Demi nikmatnya memeluk kasih seorang ayah Putih yang Hitam
Matahari terbit dari ufuk timur. Cuaca di pagi ini benar-
benar panas. Cahayanya terang benderang memenuhi kaca rumah gadis remaja labil itu. Sinar jingga datang dan menembus mata Lyla Koora Dazk, walaupun sinarnya menjadi hitam. Cerahnya pagi benar-benar membangunkan Lyla dari mimpi pahitnya. Genap dua purnama ia tak bisa menjalankan ritualnya.
Diambilah toples kue yang sudah hilang penghuninya, ia
lempar toples itu ke kaca “Prangggg!”. Lyla benar-benar frustasi dan menitihkan air matanya yang sudah habis itu sembari pergi ke ujung lorong rumahnya. Ia membayangkan bagaimana teman-temannya bisa setega itu dengan dia, sebelumnya mereka berteman. Kini mereka saling bermusuhan.
“Pagi ini kelabu seperti biasanya”, kata Lyla dengan
naiknya salah satu alis.
Tetapi, ia tetap harus bersekolah.
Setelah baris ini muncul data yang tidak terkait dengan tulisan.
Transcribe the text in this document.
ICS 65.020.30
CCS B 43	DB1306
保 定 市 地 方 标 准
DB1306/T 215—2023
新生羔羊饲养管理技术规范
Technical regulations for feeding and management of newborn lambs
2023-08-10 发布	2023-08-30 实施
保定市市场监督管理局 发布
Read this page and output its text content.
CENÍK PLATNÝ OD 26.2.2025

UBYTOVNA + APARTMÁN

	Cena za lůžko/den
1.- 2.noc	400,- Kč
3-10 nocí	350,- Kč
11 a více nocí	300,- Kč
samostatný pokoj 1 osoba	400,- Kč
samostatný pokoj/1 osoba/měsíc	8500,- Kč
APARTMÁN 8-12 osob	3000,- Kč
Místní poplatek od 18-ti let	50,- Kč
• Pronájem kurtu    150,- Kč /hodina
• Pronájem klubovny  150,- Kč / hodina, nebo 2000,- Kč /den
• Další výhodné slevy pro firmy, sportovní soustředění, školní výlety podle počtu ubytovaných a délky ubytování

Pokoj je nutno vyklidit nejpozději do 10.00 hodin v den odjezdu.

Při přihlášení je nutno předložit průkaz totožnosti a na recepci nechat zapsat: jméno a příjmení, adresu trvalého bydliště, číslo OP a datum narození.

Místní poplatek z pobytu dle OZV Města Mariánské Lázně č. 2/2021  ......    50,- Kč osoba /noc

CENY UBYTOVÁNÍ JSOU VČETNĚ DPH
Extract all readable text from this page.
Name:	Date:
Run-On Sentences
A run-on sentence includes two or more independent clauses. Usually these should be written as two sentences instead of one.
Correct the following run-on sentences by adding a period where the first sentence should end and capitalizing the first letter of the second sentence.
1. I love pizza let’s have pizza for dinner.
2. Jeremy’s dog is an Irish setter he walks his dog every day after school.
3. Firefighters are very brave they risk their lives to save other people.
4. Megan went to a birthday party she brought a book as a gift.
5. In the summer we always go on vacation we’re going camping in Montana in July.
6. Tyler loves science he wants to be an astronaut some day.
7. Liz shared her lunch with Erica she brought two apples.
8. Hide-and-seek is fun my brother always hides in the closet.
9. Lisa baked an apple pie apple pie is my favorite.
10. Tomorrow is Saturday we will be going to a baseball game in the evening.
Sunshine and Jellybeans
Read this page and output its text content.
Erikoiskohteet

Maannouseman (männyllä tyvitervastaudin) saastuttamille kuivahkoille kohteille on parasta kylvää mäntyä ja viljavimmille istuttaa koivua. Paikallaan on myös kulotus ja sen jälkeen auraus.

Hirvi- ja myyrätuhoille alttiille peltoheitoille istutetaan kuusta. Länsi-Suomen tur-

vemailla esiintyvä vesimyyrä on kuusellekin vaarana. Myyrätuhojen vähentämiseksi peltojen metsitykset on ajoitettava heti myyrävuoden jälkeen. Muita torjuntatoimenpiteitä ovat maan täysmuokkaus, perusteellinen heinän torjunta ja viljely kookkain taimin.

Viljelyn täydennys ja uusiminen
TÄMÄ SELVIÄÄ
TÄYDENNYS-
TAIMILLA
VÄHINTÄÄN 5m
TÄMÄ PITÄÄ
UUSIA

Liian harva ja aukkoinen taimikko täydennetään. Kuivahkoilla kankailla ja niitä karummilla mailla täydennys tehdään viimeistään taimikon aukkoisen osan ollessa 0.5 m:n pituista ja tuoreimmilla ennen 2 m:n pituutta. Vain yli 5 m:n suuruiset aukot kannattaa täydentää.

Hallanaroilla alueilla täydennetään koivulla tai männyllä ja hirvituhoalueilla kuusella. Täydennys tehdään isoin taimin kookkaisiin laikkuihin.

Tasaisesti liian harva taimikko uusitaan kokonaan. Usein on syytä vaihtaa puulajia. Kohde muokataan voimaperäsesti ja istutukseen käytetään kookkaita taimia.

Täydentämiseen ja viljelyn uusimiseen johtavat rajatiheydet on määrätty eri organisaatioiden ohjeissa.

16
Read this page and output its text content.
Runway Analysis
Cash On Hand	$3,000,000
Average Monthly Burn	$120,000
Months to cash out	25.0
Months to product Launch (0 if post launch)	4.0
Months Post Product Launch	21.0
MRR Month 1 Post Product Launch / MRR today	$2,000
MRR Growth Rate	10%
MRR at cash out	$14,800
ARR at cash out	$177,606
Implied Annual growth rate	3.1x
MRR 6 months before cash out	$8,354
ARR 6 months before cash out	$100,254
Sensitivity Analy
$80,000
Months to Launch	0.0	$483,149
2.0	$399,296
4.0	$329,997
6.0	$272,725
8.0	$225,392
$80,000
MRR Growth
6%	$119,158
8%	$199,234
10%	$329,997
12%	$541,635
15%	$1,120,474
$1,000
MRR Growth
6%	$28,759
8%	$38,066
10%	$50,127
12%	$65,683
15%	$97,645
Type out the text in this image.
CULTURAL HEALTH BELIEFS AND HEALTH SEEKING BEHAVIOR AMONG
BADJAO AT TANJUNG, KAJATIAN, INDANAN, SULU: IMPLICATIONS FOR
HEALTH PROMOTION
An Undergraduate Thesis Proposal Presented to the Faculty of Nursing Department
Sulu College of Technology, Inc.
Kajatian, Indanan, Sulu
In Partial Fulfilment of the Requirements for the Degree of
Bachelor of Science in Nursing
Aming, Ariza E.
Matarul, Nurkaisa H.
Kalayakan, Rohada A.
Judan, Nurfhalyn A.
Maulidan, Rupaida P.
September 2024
Gadis 12 tahun itu
berjalan lemas mengambil handuk lembut berwarna hitam kesukaannya. Kemudian menyiapkan baju dan sarapan dengan menu daging rusa yang diolah oleh dirinya sendiri. Lyla berlari menuju ke pintu rumah besarnya dan menaiki angkot yang sudah lama mangkal didepan rumahnya.
“Aku rindu ayah”, batinnya.
Dua bulan yang lalu, Lyla masih asyik bermain dengan
teman-teman sekolahnya. Sibuk melempar pesawat kertas, bermain bola, bermain petak umpet telah menjadi kebiasaan yang Lyla senangi. Ia tak tahu bahwa akhir- akhir ini, para teman Lyla berubah sikap.
“Anak nakal, anak nakal”
“Anak setan, anak setan”
Berlari Lyla dan menangis di kamar mandi sekolah.
Anehnya seluruh guru tak ada yang menghiburnya dikala ia benar-benar membutuhkan sosok dewasa disampingnya. Entah memang karena Lyla yang sulit untuk diajak berbicara, atau memang dengan sengaja para guru menjauhi Lyla.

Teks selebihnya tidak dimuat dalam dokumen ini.